Dulu aku sering berseberangan
dengan Ibu saat beliau menasehatiku begitu. Namun semakin kesini aku sadar
bahwa, kebijaksanaan adalah tentang mengerti bahwa ada beberapa hal yang memang
sebaiknya ditinggalkan. Bahwa ada beberapa porsi yang seharusnya tak kita
emban. Bukan karena kita yang egois. Namun supaya kita memberi tempat yang baik
untuk diri kita sendiri.
Tentu saja itu
bukan berarti kita hidup dengan melepas semua amanah. Pada hakikatnya segala
yang sesuai porsi selalu memberi kebaikan untuk hidup kita.

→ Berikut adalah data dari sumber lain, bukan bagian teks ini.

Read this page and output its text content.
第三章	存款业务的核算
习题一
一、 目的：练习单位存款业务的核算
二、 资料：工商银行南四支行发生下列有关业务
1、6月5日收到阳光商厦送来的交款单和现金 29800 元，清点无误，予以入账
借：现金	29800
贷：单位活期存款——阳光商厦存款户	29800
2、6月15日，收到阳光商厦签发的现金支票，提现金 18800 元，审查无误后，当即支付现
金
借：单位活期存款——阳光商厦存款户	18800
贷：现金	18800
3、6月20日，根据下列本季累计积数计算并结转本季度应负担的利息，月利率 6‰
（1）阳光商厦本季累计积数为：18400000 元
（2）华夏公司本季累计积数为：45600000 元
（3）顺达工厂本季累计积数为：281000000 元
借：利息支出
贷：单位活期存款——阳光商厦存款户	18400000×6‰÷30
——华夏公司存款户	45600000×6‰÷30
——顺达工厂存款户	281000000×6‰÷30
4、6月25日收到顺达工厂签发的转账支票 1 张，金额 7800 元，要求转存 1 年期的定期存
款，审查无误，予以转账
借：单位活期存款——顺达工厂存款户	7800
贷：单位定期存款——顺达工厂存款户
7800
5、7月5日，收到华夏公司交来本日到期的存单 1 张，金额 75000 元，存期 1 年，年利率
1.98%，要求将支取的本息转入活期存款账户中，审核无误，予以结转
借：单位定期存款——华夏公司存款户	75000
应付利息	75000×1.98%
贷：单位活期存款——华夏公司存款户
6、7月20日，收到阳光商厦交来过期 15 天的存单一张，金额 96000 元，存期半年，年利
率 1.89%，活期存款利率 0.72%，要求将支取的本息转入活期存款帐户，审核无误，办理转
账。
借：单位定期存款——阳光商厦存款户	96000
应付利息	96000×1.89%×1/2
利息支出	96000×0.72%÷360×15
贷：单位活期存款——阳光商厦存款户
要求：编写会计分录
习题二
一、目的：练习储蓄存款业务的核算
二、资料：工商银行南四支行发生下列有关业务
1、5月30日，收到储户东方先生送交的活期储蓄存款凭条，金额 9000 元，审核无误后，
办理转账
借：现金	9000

Termasuk tanggung jawab
dalam porsi yang pas akan teramat sangat dibutuhkan untuk seni tinggal di bumi-Nya.
Saat merasakan
betapa terkurasnya banyak hal saat mengemban tanggung jawab, tiba-tiba ada satu
kutipan yang muncul saat aku scroll instagram. Seperti ada yang mengirimkan
pesan diantara hari-hari yang dipenuhi hiruk-pikuk yang tidak satu-dua. Dan
saat membacanya semua diriku berhenti dan aku bisa pastikan ada yang turun di
hatiku; sebuah gerimis kecil.
Dan isi kutipan
itu kurang lebih begini:
Andaikan kamu
dulu bertemu dengan Bunda Khadijah, sebelum mengenal dengan Rasululllah,
sebelum mengemban amanah dakwah, sebelum beliau mengenal perjuangan untuk umat,
Maka tentu
saja yang kamu dapati adalah seorang perempuan mulia, terhormat, dengan
kekayaan melimpah, gurita bisnis yang luar biasa dengan delegasi dagang lintas
negerinya
Maka tentu saja
yang kamu temukan adalah rumahnya yang mewah, binatang ternaknya yang banyak,
ruang makan yang selalu ada hidangan diatasnya yang lagi-lagi tentu saja dengan
ornamen-ornamen khas keluarga bangsawan
Tapi, Bunda Khadijah,
setelah mengemban amanah dakwah, maka yang kamu temukan adalah seorang
perempuan yang waktunya habis untuk Islam, hartanya yang tak lagi sama untuk
dakwah, siang-malam rumahnya yang penuh manusia yang menghampiri Rasulullah, belum
lagi tiga tahun pengasingan yang teramat berat
Bunda Khadijah
yang sadar bahwa mengemban tanggung jawab itu sama dengan berjuang
Beliau yang bisa
saja memilih untuk hidup tenang, namun justru menggadaikan semuanya,
“Wahai Rasul,
andai tulang-belulangku bisa dipakai untuk membantu Islam, maka gunakanlah,” justru
itu satu pesan beliau sebelum kematiannya.
Sampai titik
membacanya, aku masuk dalam suatu perenungan. Tentang hidup Ummahatul Mu’minin
Bunda Khadijah. Bagaimana arus badai beliau saat memutuskan mengemban tanggung
jawab. Bagaimana di dunia ini ternyata ada manusia-manusia yang dunianya tidak
selalu berputar pada dirinya. Namun juga untuk sekitarnya. Ternyata yang cape
berjuang ga hanya aku. Ternyata kalau dikomparasiin perjuanganku mah masih sekelas butir turab. Dan setidaknya tahu sedikit siroh Bunda Khadijah ada yang luruh dari beban di pundak. Ada yang hilang dari cape.
Namanya juga idup. Kalau diperjuangin ya pasti ada capenya. Dinikmati aja. Mari kembvali berjuang, Tapi sambil sambat tipis-tipis di blog wkwk.